The merger will strengthen the breadth and impact of the two organisations, which launched joint campaigns through IWPR to push for greater press freedoms earlier this year.
“The step of unifying the two organisations – JFO and Metro Centre - is essential to enhancing the impact of our work to protect journalists and their legal rights,” said Ali Marzook, a JFO board member and manager of IWPR Iraq’s Safety, Security, Law and Protection programme for journalists.
“While JFO has proven itself as an effective organisation for journalists’ issues, its connection to IWPR has given it even more credibility because of the great reputation that IWPR enjoys among journalists.”
The merger was decided during an IWPR-sponsored conference of 35 journalists and media rights advocates from across Iraq in the northern city of Erbil on July 18 and 19.
Conference participants discussed the future of the new organisation and elected an 11-member board of directors which will supervise the policies, direction and budget of the JFO. Metro Centre will serve as a Kurdish subsidiary of the JFO and will keep its current name.
The board’s members are “very diverse and experienced in the field of journalism”, said Metro Centre director and JFO board vice-chairman Mariwan Hama-Saeed.
The organisations’ immediate goals include pressing for laws that protect freedom of speech and media rights to replace restrictive Baath-era legislation that leave journalists vulnerable to prosecution and even the death penalty.
The JFO also hopes to provide financial assistance for journalists in distress and for the families of those who have been killed.
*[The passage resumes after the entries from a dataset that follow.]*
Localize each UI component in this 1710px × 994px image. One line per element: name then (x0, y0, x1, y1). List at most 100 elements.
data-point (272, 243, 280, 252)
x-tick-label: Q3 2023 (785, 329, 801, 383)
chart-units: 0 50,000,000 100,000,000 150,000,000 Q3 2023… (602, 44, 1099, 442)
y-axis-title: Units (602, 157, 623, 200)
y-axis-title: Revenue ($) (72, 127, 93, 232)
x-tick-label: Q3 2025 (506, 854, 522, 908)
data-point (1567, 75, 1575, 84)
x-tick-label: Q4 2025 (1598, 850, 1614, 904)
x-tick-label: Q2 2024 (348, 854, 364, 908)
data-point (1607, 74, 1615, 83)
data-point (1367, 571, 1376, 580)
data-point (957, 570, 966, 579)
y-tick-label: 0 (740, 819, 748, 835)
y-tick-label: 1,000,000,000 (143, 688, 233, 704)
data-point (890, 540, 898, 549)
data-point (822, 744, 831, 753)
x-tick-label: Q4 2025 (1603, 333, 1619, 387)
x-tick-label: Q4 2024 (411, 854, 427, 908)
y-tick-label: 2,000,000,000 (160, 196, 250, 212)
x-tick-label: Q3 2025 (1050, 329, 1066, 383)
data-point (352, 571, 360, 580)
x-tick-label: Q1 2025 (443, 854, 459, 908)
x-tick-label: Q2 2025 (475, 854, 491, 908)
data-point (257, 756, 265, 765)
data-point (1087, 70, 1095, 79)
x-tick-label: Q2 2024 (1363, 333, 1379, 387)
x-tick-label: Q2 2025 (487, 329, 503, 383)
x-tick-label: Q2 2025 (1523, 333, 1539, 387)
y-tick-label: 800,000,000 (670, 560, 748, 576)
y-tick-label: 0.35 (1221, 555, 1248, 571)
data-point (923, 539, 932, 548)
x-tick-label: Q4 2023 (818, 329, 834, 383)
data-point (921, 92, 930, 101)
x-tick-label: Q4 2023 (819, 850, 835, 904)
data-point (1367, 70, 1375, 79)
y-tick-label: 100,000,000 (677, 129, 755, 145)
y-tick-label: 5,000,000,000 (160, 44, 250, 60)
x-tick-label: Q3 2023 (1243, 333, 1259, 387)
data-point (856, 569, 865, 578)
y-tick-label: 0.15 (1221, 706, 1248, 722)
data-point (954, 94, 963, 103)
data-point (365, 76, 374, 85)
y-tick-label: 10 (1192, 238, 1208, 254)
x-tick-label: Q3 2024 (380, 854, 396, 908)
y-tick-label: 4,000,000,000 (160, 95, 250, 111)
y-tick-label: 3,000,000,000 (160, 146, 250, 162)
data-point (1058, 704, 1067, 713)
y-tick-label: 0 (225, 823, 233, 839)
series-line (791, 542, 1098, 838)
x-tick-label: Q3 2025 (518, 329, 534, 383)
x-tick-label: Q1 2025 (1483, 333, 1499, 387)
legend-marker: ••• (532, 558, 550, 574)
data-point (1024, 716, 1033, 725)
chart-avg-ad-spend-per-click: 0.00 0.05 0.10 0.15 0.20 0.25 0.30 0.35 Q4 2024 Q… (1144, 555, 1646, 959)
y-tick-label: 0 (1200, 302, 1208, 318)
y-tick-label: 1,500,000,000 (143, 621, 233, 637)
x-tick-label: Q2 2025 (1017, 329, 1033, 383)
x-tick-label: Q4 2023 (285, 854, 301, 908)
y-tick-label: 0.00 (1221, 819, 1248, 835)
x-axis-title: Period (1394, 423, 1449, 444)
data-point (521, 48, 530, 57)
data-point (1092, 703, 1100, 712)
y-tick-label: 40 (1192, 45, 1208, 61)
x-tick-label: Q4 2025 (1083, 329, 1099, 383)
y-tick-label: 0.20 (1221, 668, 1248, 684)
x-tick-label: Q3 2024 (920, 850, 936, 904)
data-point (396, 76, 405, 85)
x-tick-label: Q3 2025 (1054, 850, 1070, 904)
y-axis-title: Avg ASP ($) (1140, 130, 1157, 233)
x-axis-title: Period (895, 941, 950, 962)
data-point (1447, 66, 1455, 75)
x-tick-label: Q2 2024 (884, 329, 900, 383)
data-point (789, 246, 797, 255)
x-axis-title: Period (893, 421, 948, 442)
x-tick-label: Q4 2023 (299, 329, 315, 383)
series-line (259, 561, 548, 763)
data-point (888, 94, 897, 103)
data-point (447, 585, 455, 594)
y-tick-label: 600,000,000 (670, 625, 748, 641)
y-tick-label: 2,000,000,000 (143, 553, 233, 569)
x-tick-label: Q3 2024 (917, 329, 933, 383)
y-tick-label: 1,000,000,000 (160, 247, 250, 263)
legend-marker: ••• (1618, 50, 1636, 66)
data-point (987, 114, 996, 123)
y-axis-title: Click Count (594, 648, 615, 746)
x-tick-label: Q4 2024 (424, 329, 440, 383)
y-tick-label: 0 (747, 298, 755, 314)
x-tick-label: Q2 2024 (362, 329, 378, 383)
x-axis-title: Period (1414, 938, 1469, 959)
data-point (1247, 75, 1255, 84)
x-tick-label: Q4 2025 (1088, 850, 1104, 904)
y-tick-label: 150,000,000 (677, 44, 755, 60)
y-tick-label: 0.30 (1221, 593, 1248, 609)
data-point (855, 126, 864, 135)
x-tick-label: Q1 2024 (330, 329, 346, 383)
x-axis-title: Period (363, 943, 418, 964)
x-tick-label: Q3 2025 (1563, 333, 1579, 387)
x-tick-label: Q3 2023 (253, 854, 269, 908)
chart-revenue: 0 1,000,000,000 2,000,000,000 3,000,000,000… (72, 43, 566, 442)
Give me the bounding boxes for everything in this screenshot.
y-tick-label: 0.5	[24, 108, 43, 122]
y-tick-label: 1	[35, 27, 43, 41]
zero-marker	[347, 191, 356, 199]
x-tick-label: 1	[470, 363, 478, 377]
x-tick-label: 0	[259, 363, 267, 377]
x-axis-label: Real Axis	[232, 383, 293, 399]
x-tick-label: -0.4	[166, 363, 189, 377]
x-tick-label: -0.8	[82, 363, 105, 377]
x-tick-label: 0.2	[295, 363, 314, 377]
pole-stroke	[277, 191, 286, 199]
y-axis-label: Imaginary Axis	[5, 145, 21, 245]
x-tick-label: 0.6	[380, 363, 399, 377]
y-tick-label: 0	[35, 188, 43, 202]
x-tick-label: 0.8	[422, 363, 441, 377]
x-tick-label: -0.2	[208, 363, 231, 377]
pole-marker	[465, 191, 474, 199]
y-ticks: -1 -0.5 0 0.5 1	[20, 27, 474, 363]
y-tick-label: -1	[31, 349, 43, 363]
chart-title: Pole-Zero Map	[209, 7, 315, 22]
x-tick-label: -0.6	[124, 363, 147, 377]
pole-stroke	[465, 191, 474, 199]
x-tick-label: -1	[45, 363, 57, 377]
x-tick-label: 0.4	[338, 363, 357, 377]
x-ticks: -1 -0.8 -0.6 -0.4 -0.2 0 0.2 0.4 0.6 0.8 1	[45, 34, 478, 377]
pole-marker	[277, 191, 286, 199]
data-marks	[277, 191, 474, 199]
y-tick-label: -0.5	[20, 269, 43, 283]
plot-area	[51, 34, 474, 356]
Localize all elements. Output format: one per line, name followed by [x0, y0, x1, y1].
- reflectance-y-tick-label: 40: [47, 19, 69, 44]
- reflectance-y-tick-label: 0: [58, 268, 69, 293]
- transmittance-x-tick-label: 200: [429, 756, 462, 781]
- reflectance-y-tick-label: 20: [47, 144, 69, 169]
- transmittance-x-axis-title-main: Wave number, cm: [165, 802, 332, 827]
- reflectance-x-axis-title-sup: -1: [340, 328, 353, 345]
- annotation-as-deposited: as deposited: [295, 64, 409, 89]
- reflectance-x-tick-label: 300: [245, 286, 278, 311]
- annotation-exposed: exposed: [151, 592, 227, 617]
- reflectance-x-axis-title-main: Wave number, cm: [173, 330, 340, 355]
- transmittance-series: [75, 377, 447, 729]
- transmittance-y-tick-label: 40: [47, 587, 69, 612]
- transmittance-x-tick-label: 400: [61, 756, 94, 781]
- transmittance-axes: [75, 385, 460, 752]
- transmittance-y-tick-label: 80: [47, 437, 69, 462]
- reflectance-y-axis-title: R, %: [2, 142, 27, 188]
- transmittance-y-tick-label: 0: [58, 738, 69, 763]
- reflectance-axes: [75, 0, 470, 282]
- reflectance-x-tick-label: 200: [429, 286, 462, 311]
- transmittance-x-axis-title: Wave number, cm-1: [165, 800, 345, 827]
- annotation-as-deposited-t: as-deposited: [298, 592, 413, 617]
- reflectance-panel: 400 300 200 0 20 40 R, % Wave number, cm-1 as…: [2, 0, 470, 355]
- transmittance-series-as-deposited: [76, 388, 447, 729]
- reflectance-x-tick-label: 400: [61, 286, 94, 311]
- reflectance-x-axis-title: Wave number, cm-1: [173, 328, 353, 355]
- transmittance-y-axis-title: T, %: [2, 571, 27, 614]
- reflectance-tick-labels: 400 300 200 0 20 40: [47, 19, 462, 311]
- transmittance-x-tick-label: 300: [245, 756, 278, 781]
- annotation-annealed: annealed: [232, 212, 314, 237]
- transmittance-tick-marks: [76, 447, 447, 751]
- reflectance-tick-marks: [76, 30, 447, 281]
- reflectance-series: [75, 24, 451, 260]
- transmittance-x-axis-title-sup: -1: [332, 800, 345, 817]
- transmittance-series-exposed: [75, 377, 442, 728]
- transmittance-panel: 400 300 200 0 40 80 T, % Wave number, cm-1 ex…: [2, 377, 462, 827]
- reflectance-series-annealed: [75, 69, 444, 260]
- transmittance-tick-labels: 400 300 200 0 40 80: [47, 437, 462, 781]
In addition, the organisation is aiming to arrange ethics, hostile environment and media law training sessions for journalists and lawyers.
JFO executive director Ziyad al-Ajili said the organisation is also considering expanding its operations to other countries in the region where press freedoms are under threat, although the focus for now remains on Iraq.
“For the past seven years Iraq has been the most dangerous place for journalists to work. Iraqi journalists have been on front lines, risking their lives to cover the news,” said Hama-Saeed. “We will not rest until Iraq becomes a safe haven for journalists and a model for free press in the region.”
Farah Ali is IWPR Iraq’s editorial coordinator and translator in Baghdad.